Ingredion acquired PureCircle in 2020, a stevia sweeteners maker. That year they also began marketing Canadian company NorQuin's quinoa products. Ingredion also invested $200 million into plant-based meat substitutes. Then in 2021, Ingredion acquired Katech, a German manufacturer of texture and stabilization solutions. The company also began joint ventures with Grupo Arcor, providing food and beverage ingredients to customers in Argentina, Chile and Uruguay, and Amyris, a Brazil-based manufacturer of fermentation-derived Reb M sweetener. Ingredion also opened a new plant protein facility in South Sioux City, Nebraska, becoming the first supplier to manufacture plant protein isolate, concentrate, flour and starch products in North America.

In 2021, Ingredion was ranked second in the Modified Starch category of the Global Food Thickener Companies list and second on the Top 50 Global Sweetener Companies list by FoodTalks.

In 2022, Ingredion acquired a stake in InnovoPro, an Israeli developer of protein concentrate extracted from chickpeas.

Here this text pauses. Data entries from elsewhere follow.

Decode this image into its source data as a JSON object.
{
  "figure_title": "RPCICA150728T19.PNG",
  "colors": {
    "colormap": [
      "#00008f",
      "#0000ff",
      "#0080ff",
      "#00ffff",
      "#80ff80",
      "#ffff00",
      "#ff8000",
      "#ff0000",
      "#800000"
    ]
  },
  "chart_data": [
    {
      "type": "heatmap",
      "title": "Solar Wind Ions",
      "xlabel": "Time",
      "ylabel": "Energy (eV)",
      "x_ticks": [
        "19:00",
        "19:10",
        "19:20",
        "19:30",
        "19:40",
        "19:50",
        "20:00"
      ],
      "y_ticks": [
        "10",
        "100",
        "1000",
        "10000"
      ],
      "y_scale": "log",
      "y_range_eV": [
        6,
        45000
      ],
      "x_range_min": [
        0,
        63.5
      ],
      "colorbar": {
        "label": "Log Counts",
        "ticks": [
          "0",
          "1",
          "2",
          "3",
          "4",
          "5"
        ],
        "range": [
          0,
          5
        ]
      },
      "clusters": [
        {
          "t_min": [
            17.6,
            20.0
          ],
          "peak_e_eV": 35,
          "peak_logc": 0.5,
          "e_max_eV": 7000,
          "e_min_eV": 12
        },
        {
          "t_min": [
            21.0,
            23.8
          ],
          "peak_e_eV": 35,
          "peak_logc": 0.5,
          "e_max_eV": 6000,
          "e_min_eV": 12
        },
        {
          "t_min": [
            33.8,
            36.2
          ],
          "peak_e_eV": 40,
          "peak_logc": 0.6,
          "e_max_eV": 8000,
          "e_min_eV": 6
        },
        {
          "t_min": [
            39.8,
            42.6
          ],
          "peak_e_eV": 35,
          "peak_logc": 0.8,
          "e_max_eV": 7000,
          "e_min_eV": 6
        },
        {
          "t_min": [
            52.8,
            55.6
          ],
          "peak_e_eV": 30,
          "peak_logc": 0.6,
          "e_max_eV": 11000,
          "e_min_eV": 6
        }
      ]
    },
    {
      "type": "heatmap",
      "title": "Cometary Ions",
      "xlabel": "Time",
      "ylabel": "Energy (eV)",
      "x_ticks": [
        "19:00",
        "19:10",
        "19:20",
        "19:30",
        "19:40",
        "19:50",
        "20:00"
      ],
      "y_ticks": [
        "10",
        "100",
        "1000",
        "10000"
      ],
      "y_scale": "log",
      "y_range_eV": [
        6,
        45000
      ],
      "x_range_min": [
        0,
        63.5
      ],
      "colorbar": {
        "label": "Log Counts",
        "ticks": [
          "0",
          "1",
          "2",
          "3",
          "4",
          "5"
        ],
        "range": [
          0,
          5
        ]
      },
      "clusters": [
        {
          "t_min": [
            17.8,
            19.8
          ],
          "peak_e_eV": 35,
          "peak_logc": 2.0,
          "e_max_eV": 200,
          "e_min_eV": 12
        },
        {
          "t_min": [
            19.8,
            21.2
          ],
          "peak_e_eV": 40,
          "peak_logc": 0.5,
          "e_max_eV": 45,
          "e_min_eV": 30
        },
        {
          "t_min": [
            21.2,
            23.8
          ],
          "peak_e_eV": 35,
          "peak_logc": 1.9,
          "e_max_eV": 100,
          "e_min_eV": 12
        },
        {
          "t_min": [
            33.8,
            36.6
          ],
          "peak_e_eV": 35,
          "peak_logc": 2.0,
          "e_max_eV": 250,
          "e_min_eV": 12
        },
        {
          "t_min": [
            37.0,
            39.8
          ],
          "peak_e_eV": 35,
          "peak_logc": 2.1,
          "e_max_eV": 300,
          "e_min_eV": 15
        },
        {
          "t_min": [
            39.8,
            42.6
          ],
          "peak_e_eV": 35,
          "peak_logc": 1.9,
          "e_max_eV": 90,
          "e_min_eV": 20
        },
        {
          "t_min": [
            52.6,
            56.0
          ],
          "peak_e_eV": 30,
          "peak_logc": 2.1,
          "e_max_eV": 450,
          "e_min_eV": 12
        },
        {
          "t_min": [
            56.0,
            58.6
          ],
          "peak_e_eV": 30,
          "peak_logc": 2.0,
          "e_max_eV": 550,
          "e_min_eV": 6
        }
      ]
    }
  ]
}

In June 2026, it was announced that the company had agreed to acquire Tate & Lyle for $3.6 billion. The deal remains subject to approval by shareholders and regulators.

==Management==
James Zallie has served as president and CEO since 2018 and as a member of the Board of Directors since 2017. He joined the company in 2010 when it acquired National Starch, where he was President in CEO. Previously with Ingredion, he was the executive vice president of global specialties and president of the Americas region. Zallie replaced Ilene S. Gordon who retired after being President and CEO from 2009 and 2017. The company employs approximately 12,000 people in North America, South America, Europe, the Middle East, Africa, and Asia-Pacific and operates 44 manufacturing facilities in 14 countries.

==Products==
Ingredion’s products include sweeteners, starches, nutrition ingredients, and biomaterial solutions. Sweetener products include glucose syrup, high maltose syrups, high fructose corn syrup, caramel color, dextrose, polyols, maltodextrins, and glucose and syrup solids. Since its acquisition of PureCircle, Ingredion also produces plant-based stevia sweeteners and flavors for the food and beverage industry. The company’s pea protein isolate is used with protein-fortified products for sports nutrition, bakery, snacks, alternative dairy and alternative meats.

==Recognition==
The company was named the "World's Most Ethical Company" in 2014 by the Ethisphere Institute. In 2022, Ingredion was named to Fortunes "World's Most Admired Companies" list, ranking 2nd in the Food Production industry category. It was the company’s 13th consecutive year making the list. Also in 2022, Ingredion was included on Bloombergs "Gender-Equality Index" for the 5th consecutive year, and earned a 95/100 on the Human Rights Campaign's Corporate Equality Index.